I am currently immersed in re-writing and editing my resources for my forthcoming online course on Mindful Photography. Apart from honing my ideas and explaining how photography can help you to develop a mindful approach to life I will be sharing more than 20 mindful photography practices.

Each one of the practices is an activity designed to either apply mindfulness to the art and science of photography, or to support you to develop your own mindful life. Within this exploration of life and photography there is an opportunity to become more familiar with who and how you are. There is a mindful photography practice I will share here that can support you on this exploration.

What happens when we practice mindfulness?

When we practice mindfulness, be it simply sitting for meditation, following a mindful movement practice like yoga or engaging in a mindful photography practice, we have the potential to notice what our mind is doing. Many people new to mindfulness have an expectation that it will help them respond skillfully, rather than react habitually, to the stress in their lives. This is true it will, but there is more to be aware of.

As we focus upon just doing one thing we begin to notice how busy and noisy our mind is. As we continue to practice over many days and months this experience allows us to become more aware of our mind’s habitual thinking. It is quite possible, even likely, that the more we practice the more older thoughts and feelings will arise.

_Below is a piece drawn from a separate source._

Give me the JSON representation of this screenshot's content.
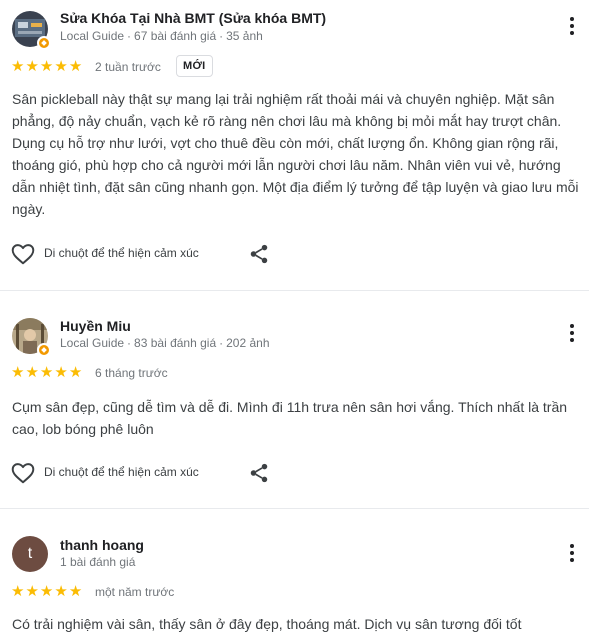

These previously well buried thoughts and feelings emerge into the space and quietness that we have created. And we may find this very uncomfortable. I have a mindful photography practice I am going to share here that may help you hold this experience with gentleness, as you move towards acceptance of what you are experiencing.

Mindful Photography practice – Feel the photo

This practice is designed to support you through a time when you are experiencing thoughts and feelings that you do not like. You may be angry, upset, annoyed, frustrated, fearful or confused. Whatever it is that you are finding uncomfortable this practice is for those times.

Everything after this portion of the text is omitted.